February 8th, the feast day of St. Josephine Bakhita, is the National Day of Prayer for Victims and Survivors of Human Trafficking. Pray for the survivors of human trafficking, their emotional, physical, and spiritual healing. Make a personal commitment to combat this modern-day slavery.
Thomas, called Didymus, one of the Twelve, was not with them when Jesus came. So the other disciples said to him, “We have seen the Lord.” John 20:24
I wonder how convincing the other disciples were about their encounter with Jesus. Thomas may have had good reason to doubt them.
And I wonder how convincing I am as a witness for Jesus. Do I embody the compassion and unconditional love and non-judgment of Jesus? Do I embody the mercy and forgiveness and non-violence of Jesus? Do I embody the service and healing and humility of Jesus?
Honest doubt nudges me to deepen my commitment to practice the God-qualities that comfort and encourage others, and that bring peace to my corner of the world.
[Jesus] cried out in a loud voice, “Lazarus, come out!” The dead man came out, tied hand and foot with burial bands, and his face was wrapped in a cloth. So Jesus said to them, “Untie him and let him go.” John 11:43-44
Sometimes I feel emotionally and spiritually dead, but Jesus calls me to come out of the tomb of depression and sends people to untie the bands of sadness, self-hatred, and self-preoccupation so that I may again relish the gifts of life, love, and companionship.
Every day is an opportunity to present myself to the Lord. “Here I am, Lord. What would you like me to do for you and with you today?”

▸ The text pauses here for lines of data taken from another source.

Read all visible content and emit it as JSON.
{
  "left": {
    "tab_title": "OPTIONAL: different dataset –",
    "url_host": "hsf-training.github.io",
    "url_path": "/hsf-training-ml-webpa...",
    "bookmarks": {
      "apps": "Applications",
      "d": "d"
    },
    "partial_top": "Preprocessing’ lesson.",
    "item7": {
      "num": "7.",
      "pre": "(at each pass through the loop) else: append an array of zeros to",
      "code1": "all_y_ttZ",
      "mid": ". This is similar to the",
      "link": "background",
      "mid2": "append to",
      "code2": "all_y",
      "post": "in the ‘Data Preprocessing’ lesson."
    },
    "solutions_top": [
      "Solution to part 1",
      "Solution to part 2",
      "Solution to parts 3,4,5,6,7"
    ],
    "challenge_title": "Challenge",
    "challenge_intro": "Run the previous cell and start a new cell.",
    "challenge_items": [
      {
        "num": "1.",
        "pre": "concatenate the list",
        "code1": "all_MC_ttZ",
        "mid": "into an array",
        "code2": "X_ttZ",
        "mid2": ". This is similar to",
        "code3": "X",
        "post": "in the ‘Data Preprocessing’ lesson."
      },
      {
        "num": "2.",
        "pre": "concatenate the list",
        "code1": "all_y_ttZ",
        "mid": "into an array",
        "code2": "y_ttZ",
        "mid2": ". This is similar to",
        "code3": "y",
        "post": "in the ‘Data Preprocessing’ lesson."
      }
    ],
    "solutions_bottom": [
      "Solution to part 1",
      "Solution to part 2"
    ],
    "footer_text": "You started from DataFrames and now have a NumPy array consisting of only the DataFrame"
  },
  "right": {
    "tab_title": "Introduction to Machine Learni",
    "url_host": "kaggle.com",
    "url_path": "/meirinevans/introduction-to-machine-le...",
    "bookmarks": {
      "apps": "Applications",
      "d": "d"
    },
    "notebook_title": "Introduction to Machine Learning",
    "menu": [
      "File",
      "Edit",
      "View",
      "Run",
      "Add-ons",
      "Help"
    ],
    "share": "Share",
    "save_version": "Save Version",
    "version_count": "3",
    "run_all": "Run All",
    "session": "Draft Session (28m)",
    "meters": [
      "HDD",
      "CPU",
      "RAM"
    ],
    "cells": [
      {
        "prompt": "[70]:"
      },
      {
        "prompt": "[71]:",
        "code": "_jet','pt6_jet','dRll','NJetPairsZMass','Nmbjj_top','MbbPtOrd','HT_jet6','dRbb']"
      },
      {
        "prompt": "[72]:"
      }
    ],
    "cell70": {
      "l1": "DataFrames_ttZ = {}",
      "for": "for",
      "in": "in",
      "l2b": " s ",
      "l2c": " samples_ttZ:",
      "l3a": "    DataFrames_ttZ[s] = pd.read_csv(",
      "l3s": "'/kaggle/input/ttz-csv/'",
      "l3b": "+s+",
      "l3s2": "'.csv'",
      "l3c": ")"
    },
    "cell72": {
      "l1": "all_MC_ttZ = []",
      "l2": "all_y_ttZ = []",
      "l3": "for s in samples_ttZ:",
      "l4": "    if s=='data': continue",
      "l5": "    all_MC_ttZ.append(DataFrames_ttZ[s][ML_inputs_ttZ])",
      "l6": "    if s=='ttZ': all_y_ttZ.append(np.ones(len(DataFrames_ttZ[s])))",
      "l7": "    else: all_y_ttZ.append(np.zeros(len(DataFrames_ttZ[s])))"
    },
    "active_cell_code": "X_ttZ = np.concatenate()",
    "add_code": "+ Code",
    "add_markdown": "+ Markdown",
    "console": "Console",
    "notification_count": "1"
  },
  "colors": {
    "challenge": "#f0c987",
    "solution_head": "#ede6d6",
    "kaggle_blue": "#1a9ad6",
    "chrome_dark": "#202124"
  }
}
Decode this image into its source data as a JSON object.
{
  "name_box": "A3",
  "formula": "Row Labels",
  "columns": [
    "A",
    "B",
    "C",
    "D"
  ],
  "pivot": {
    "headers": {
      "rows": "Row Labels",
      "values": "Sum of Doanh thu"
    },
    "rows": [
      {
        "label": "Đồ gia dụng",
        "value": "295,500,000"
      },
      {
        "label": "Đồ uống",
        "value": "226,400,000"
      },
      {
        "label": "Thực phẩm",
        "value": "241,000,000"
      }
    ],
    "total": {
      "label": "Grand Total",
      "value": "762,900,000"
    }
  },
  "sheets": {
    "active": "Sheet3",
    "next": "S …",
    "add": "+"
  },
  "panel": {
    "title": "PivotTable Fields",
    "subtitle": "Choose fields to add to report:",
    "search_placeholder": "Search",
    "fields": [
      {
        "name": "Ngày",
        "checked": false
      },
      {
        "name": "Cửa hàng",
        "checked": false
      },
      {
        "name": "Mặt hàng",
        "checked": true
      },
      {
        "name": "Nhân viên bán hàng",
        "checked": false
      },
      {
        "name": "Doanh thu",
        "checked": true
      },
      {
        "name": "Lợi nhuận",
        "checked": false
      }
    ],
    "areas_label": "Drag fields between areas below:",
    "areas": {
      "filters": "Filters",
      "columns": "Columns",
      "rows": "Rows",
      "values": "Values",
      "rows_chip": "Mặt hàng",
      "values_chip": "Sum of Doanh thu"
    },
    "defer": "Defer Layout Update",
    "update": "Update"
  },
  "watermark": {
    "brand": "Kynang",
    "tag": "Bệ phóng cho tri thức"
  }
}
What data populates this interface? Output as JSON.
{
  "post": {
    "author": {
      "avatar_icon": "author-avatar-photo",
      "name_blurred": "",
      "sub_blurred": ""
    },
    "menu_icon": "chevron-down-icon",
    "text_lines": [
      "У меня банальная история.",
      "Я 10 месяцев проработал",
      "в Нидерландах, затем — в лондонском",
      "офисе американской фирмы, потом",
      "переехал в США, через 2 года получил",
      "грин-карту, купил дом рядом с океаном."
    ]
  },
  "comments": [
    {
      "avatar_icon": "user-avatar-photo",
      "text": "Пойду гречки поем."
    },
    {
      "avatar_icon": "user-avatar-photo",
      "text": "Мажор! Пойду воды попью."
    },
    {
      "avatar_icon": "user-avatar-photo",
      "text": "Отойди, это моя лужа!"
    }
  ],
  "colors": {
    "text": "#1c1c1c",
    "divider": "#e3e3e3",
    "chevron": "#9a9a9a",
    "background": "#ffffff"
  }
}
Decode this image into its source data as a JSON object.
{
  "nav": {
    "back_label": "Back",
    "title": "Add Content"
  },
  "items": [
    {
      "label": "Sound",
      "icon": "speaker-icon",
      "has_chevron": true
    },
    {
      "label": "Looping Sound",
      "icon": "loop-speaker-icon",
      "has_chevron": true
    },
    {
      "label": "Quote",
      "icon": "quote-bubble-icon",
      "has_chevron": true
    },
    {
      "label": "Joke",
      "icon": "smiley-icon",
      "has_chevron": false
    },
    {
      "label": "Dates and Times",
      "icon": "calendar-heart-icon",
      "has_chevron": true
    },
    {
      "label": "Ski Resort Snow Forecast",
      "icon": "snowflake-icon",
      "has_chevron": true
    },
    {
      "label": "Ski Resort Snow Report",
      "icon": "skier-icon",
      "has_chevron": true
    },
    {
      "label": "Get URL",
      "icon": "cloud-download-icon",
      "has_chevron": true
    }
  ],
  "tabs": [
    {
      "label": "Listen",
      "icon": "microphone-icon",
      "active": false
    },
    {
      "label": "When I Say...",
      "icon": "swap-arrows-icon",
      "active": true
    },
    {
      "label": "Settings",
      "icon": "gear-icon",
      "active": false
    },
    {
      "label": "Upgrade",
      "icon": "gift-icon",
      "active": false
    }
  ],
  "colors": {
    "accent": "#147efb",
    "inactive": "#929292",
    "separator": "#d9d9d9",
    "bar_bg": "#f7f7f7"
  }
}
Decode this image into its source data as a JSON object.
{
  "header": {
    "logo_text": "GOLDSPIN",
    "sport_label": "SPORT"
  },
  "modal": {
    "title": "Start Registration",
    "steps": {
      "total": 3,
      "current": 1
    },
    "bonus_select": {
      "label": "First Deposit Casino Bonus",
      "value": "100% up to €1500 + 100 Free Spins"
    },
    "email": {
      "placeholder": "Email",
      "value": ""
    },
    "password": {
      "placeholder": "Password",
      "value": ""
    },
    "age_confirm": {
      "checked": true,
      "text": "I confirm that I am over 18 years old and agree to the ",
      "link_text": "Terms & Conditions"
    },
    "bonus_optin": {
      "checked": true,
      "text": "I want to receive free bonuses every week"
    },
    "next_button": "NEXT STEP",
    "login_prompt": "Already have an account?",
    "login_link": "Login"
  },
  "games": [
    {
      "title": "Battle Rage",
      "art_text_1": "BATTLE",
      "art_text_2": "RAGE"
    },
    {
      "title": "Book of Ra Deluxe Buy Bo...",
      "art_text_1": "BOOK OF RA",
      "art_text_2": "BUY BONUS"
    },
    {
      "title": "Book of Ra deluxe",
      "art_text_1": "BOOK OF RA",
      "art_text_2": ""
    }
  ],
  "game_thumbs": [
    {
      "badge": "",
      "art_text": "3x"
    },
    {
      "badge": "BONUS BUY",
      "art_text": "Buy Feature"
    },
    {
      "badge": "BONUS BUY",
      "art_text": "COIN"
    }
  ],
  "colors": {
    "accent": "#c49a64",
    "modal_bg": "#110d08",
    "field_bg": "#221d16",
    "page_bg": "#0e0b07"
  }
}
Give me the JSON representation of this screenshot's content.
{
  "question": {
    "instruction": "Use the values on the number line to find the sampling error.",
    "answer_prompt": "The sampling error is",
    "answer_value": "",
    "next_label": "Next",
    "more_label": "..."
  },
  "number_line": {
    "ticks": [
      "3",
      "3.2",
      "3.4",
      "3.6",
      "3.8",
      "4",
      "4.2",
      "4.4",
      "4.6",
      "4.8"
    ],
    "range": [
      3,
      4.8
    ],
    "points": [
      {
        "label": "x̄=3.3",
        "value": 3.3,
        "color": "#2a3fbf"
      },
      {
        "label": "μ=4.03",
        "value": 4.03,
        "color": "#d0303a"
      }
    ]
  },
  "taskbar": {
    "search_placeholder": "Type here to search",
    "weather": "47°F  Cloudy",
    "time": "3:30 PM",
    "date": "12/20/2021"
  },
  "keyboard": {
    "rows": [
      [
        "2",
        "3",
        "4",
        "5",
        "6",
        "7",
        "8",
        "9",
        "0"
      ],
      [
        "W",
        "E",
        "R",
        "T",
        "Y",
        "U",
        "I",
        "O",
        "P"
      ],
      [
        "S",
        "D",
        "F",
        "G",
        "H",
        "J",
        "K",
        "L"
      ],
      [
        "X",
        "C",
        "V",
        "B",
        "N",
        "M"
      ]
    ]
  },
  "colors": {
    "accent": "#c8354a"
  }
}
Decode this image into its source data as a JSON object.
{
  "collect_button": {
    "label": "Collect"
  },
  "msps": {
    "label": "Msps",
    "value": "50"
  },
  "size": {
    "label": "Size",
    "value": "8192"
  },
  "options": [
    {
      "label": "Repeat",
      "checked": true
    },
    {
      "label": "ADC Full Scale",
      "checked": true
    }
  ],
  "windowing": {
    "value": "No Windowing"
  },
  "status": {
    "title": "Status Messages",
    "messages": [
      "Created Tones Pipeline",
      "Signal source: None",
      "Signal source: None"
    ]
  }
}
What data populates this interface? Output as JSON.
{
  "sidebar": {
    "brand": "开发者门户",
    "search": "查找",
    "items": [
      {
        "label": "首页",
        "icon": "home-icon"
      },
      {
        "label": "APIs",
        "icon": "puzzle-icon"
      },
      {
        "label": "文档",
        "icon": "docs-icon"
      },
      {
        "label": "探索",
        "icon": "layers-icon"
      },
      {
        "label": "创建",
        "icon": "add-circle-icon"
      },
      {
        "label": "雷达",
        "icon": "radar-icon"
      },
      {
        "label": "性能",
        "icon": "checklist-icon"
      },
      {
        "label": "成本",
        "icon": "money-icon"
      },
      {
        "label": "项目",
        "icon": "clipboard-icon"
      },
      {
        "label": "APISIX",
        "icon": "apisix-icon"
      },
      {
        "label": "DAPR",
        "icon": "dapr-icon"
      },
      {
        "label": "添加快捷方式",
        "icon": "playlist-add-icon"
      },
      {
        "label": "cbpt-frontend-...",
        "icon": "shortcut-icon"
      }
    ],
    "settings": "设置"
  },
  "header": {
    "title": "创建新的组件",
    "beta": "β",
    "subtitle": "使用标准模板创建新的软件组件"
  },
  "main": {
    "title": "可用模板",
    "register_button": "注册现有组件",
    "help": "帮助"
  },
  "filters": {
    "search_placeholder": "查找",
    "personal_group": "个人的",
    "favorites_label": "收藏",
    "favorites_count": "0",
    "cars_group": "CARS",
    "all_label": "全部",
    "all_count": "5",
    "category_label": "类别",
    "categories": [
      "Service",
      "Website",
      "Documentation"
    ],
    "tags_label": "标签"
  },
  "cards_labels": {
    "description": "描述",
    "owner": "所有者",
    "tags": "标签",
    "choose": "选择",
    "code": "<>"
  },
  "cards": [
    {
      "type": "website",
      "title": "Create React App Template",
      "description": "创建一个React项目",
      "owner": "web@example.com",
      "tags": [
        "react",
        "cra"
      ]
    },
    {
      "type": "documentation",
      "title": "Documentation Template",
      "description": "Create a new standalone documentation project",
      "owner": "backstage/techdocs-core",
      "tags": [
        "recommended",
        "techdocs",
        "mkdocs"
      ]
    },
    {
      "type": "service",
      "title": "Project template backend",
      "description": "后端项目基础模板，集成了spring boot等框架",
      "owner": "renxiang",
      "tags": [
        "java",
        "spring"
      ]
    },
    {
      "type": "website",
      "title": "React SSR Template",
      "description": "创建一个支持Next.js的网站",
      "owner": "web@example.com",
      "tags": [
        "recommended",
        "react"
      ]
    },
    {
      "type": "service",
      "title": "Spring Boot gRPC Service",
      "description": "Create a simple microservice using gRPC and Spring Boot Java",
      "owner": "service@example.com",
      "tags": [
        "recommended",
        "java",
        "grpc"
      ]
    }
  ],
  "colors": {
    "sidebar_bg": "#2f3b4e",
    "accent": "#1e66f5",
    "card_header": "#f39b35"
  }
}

There’s only ever one answer: Love. Love God with all my heart and mind and soul. Love my neighbor as myself. Forgive those who hurt me. Treat others as I wish to be treated.
[Jesus said to the Pharisees:] “And lying at his door was a poor man named Lazarus, covered with sores, who would gladly have eaten his fill of the scraps that fell from the rich man’s table. Dogs even used to come and lick his sores.” Luke 16:20-21
How often do I notice the needs of others? How quick am I to call someone who is lonely, visit someone who is laid up, put off buying something for myself so that I can make a donation to the poor?
How often do I ignore someone who looks unkempt, drunk, ill, derelict? How often do I look the other way to avoid a difficult encounter? How often am I indifferent to the suffering of others?
It only takes a moment to notice the humanity of others, to remember we are all God’s family. One moment at a time, I am making a decision to be more noticing.